While most of the Church’s activity in California was concentrated in the north, things were happening in Southern California that would dramatically alter the face of the state and the Church. Los Angeles did not have a deepwater port and thus had remained a mediocre town until connected by rail to the north and the east. In 1887 the population was only 11,000, the same as it had been ten years earlier. In that year, however, the Santa Fe completed a rail line from Kansas City to Los Angeles. A memorable fare war broke out with the Southern Pacific. As passenger fares from the Midwest plummeted from one hundred dollars to just one dollar, suddenly thousands of people who had long dreamed of going to the coast decided that now was the time to make the move. The Southern Pacific alone brought 120,000 people in 1887. This avalanche of land boomers that flooded into Southern California matched the number who came during the gold rush.

Latter-day Saints were caught up in this excitement. In July 1884 Eliza Woolacott had come from Salt Lake City to Los Angeles with her wine merchant husband, two children, and two grandchildren. The Woolacott home became the focal point of Church activity for many years. Eliza, whose gracious hospitality had brought numerous Church dignitaries to her home, pleaded for missionaries and “wept with joy” in 1895 when two elders were assigned to serve in Los Angeles.[8] On October 20 of that year, the first conference of Southern California members since 1857 was held in Los Angeles and a branch was organized. At the close of that year, California’s Church membership had increased to 204, nearly doubling in two years. Los Angeles now had the largest congregation in the state, with 51 members. San Francisco had 46; Sacramento, 29; San Bernardino, 12; and San Diego, 9.

The 1906 San Francisco earthquake and fire interrupted Latter-day Saint progress in the Bay Area. At 5:12 a.m. on April 18, the devastating earthquake struck. The resulting fires destroyed 490 blocks, including the headquarters of the California Mission.
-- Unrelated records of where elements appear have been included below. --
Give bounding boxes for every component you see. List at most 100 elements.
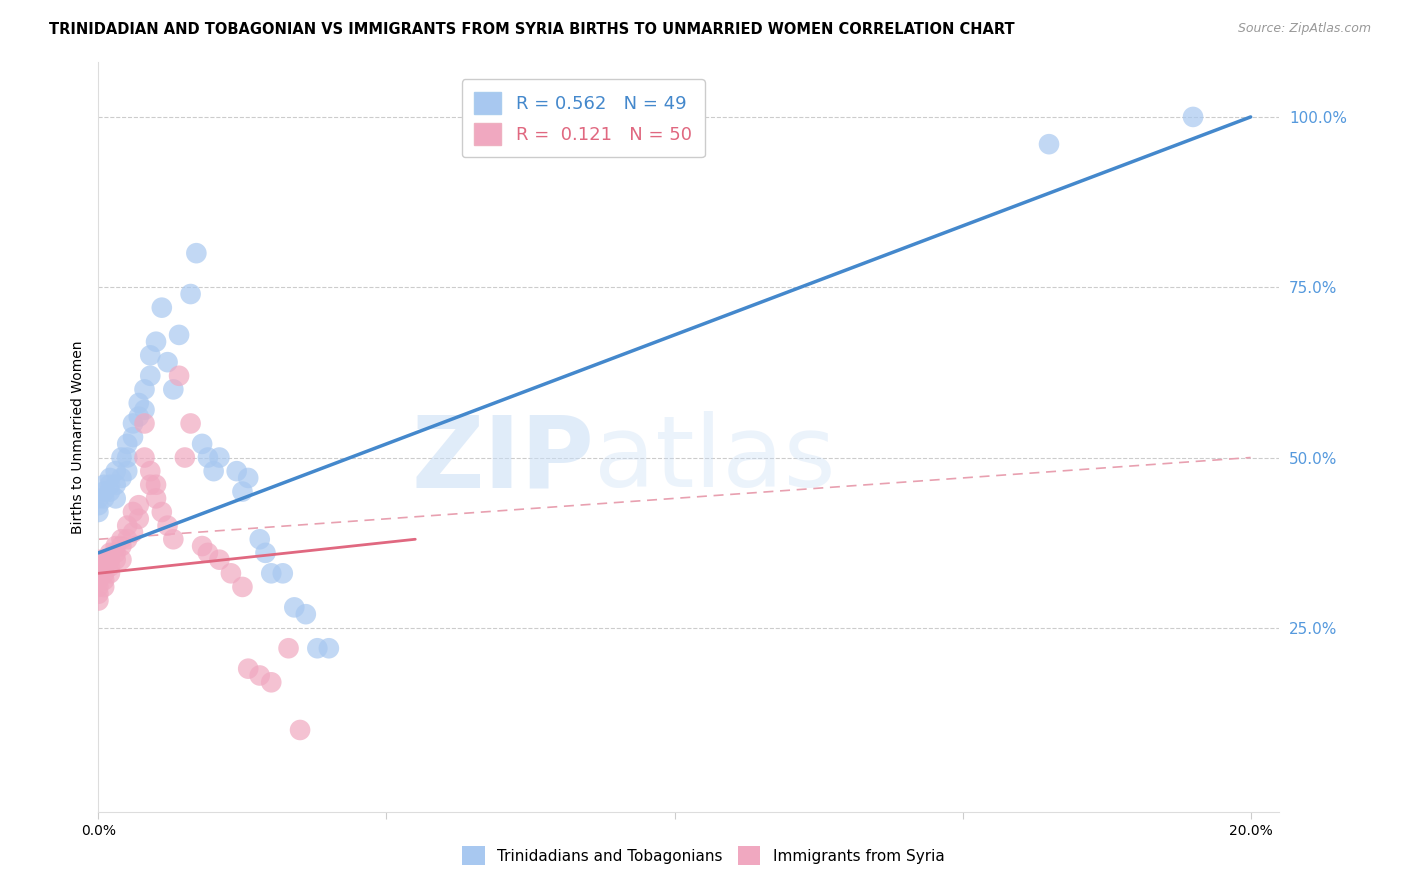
Point [219,566,242,581]
Point [208,552,231,566]
Point [98,566,121,581]
Point [110,471,132,485]
Point [110,533,132,547]
Point [260,675,283,690]
Text: ZIP: ZIP [412,411,595,508]
Point [104,477,127,491]
Point [307,641,329,656]
Point [128,409,150,424]
Point [122,430,145,444]
Point [87,573,110,587]
Point [122,417,145,431]
Point [139,348,162,362]
Point [162,533,184,547]
Point [87,566,110,581]
Point [87,580,110,594]
Point [249,668,271,682]
Point [1182,110,1205,124]
Point [93,491,115,506]
Legend: R = 0.562   N = 49, R =  0.121   N = 50: R = 0.562 N = 49, R = 0.121 N = 50 [461,79,704,157]
Point [254,546,277,560]
Point [87,559,110,574]
Point [104,546,127,560]
Y-axis label: Births to Unmarried Women: Births to Unmarried Women [70,341,84,533]
Text: TRINIDADIAN AND TOBAGONIAN VS IMMIGRANTS FROM SYRIA BIRTHS TO UNMARRIED WOMEN CO: TRINIDADIAN AND TOBAGONIAN VS IMMIGRANTS… [49,22,1015,37]
Point [128,512,150,526]
Point [134,450,156,465]
Point [249,533,271,547]
Point [150,301,173,315]
Point [87,552,110,566]
Point [186,246,208,260]
Point [197,546,219,560]
Point [145,491,167,506]
Text: atlas: atlas [595,411,837,508]
Point [98,477,121,491]
Point [104,552,127,566]
Point [167,327,190,342]
Point [260,566,283,581]
Point [134,383,156,397]
Point [128,498,150,512]
Point [93,573,115,587]
Point [173,450,195,465]
Point [122,525,145,540]
Text: Source: ZipAtlas.com: Source: ZipAtlas.com [1237,22,1371,36]
Point [104,464,127,478]
Point [318,641,340,656]
Point [110,552,132,566]
Point [139,368,162,383]
Point [238,662,260,676]
Point [93,580,115,594]
Point [93,566,115,581]
Point [87,587,110,601]
Point [145,477,167,491]
Point [283,600,305,615]
Point [150,505,173,519]
Legend: Trinidadians and Tobagonians, Immigrants from Syria: Trinidadians and Tobagonians, Immigrants… [456,840,950,871]
Point [87,505,110,519]
Point [134,417,156,431]
Point [202,464,225,478]
Point [162,383,184,397]
Point [295,607,318,622]
Point [93,552,115,566]
Point [115,450,138,465]
Point [271,566,294,581]
Point [104,539,127,553]
Point [277,641,299,656]
Point [191,437,214,451]
Point [93,559,115,574]
Point [231,580,253,594]
Point [115,437,138,451]
Point [87,593,110,607]
Point [87,491,110,506]
Point [98,484,121,499]
Point [145,334,167,349]
Point [110,450,132,465]
Point [231,484,253,499]
Point [208,450,231,465]
Point [156,355,179,369]
Point [134,402,156,417]
Point [115,464,138,478]
Point [93,477,115,491]
Point [238,471,260,485]
Point [156,518,179,533]
Point [98,546,121,560]
Point [180,417,202,431]
Point [98,471,121,485]
Point [93,484,115,499]
Point [139,477,162,491]
Point [110,539,132,553]
Point [139,464,162,478]
Point [128,396,150,410]
Point [98,552,121,566]
Point [122,505,145,519]
Point [167,368,190,383]
Point [180,287,202,301]
Point [87,498,110,512]
Point [1038,137,1060,152]
Point [288,723,311,737]
Point [115,518,138,533]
Rather than rebuilding in San Francisco, the Church decided to move mission headquarters to Los Angeles, where the work was still expanding rapidly.

On April 6, 1917, the very day Latter-day Saints gathered in the Salt Lake Tabernacle for their annual general conference, the United States entered World War I. The war would attract more Church members to California than ever before, ushering in a new chapter of Latter-day Saint history in the Golden State.

Notes

[1] For a discussion of Latter-day Saint temples, see James E. Talmage, The House of the Lord (Salt Lake City: Bookcraft, 1962); Boyd K. Packer, The Holy Temple (Salt Lake City: Bookcraft, 1980); Richard O. Cowan, Temples to Dot the Earth (Springville, UT: Cedar Fort, 1997).

[2] Joseph Smith, History of the Church of Jesus Christ of Latter-day Saints, ed. B. H. Roberts, 2nd ed. rev. (Salt Lake City: Deseret Book, 1948), 2:392 (hereafter History of the Church).

[3] Talmage, House of the Lord, 99–100; History of the Church, 5:1–2.

[4] History of the Church, 5:1–2.

[5] For a more complete review of Latter-day Saint history in California, see Richard O. Cowan and William E. Homer, California Saints: A 150-Year Legacy in the Golden State (Provo, UT: BYU Religious Studies Center, 1996).

[6] Leland R. Nelson, comp., The Journal of Brigham: Brigham Young’s Own Story in His Own Words (Provo, UT: Council Press, 1980), 170.

[7] Journal History of the Church, 7 August 1847.

[8] Leo J. Muir, A Century of Mormon Activities in California (Salt Lake City: Deseret Press: 1950), 1:108–9.